An application can be started online, by phone, or in person at your local social security office. https://www.ssa.gov/benefits/disability/
Eligibility is based on two factors: financial situation and disability status. Disability, for SSI purposes, means that a person has a physical or mental condition that is expected to continue for at least a year or more, and prevents the person from holding employment sufficient to support themselves. Developmental disabilities frequently result in a disability for SSI purposes, but a diagnosis alone is not enough. Applicants must show medical, educational, or vocational evidence that they are not able to engage in meaningful work.
There are several types of information that may be needed to establish disability. Medical information, of course, will be needed - doctors, treatments, medications, etc will all be needed to establish that a physical or mental condition exists. The medical information will also establish the severity of the condition. In addition to medical information, some people may need to add other information in order to demonstrate that the person is not able to engage in meaningful employment.

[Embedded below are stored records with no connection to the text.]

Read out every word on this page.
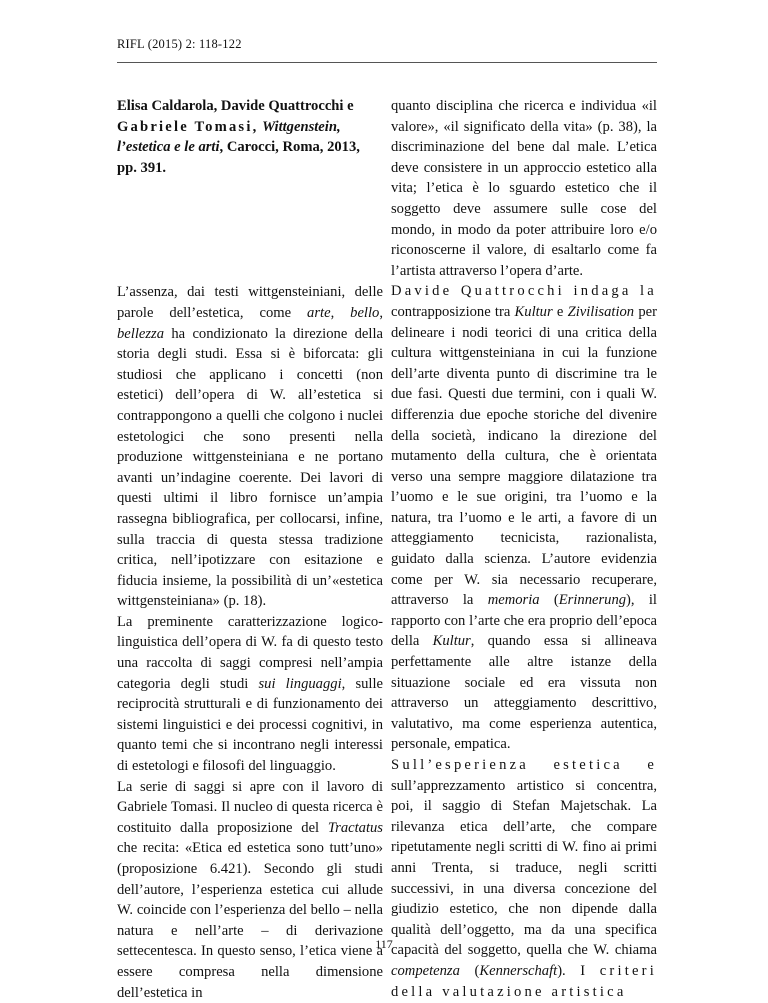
RIFL (2015) 2: 118-122

Elisa Caldarola, Davide Quattrocchi e
Gabriele Tomasi, Wittgenstein, l’estetica e le arti, Carocci, Roma, 2013, pp. 391.

L’assenza, dai testi wittgensteiniani, delle parole dell’estetica, come arte, bello, bellezza ha condizionato la direzione della storia degli studi. Essa si è biforcata: gli studiosi che applicano i concetti (non estetici) dell’opera di W. all’estetica si contrappongono a quelli che colgono i nuclei estetologici che sono presenti nella produzione wittgensteiniana e ne portano avanti un’indagine coerente. Dei lavori di questi ultimi il libro fornisce un’ampia rassegna bibliografica, per collocarsi, infine, sulla traccia di questa stessa tradizione critica, nell’ipotizzare con esitazione e fiducia insieme, la possibilità di un’«estetica wittgensteiniana» (p. 18).

La preminente caratterizzazione logico-linguistica dell’opera di W. fa di questo testo una raccolta di saggi compresi nell’ampia categoria degli studi sui linguaggi, sulle reciprocità strutturali e di funzionamento dei sistemi linguistici e dei processi cognitivi, in quanto temi che si incontrano negli interessi di estetologi e filosofi del linguaggio.

La serie di saggi si apre con il lavoro di Gabriele Tomasi. Il nucleo di questa ricerca è costituito dalla proposizione del Tractatus che recita: «Etica ed estetica sono tutt’uno» (proposizione 6.421). Secondo gli studi dell’autore, l’esperienza estetica cui allude W. coincide con l’esperienza del bello – nella natura e nell’arte – di derivazione settecentesca. In questo senso, l’etica viene a essere compresa nella dimensione dell’estetica in

quanto disciplina che ricerca e individua «il valore», «il significato della vita» (p. 38), la discriminazione del bene dal male. L’etica deve consistere in un approccio estetico alla vita; l’etica è lo sguardo estetico che il soggetto deve assumere sulle cose del mondo, in modo da poter attribuire loro e/o riconoscerne il valore, di esaltarlo come fa l’artista attraverso l’opera d’arte.

Davide Quattrocchi indaga la contrapposizione tra Kultur e Zivilisation per delineare i nodi teorici di una critica della cultura wittgensteiniana in cui la funzione dell’arte diventa punto di discrimine tra le due fasi. Questi due termini, con i quali W. differenzia due epoche storiche del divenire della società, indicano la direzione del mutamento della cultura, che è orientata verso una sempre maggiore dilatazione tra l’uomo e le sue origini, tra l’uomo e la natura, tra l’uomo e le arti, a favore di un atteggiamento tecnicista, razionalista, guidato dalla scienza. L’autore evidenzia come per W. sia necessario recuperare, attraverso la memoria (Erinnerung), il rapporto con l’arte che era proprio dell’epoca della Kultur, quando essa si allineava perfettamente alle altre istanze della situazione sociale ed era vissuta non attraverso un atteggiamento descrittivo, valutativo, ma come esperienza autentica, personale, empatica.

Sull’esperienza estetica e sull’apprezzamento artistico si concentra, poi, il saggio di Stefan Majetschak. La rilevanza etica dell’arte, che compare ripetutamente negli scritti di W. fino ai primi anni Trenta, si traduce, negli scritti successivi, in una diversa concezione del giudizio estetico, che non dipende dalla qualità dell’oggetto, ma da una specifica capacità del soggetto, quella che W. chiama competenza (Kennerschaft). I criteri della valutazione artistica

117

This could include documents from educational evaluations and special education reviews, information about attempts to engage in employment (if any), or statements from therapists and other professional providers.
If your child is under age 18, family income is considered when determining eligibility for SSI. If your child is 18 or older, ONLY the income the child earns is considered. Any support you provide in the way of housing or groceries is considered when determining your child's monthly SSI benefit, but family income is NOT considered to determine eligibility itself.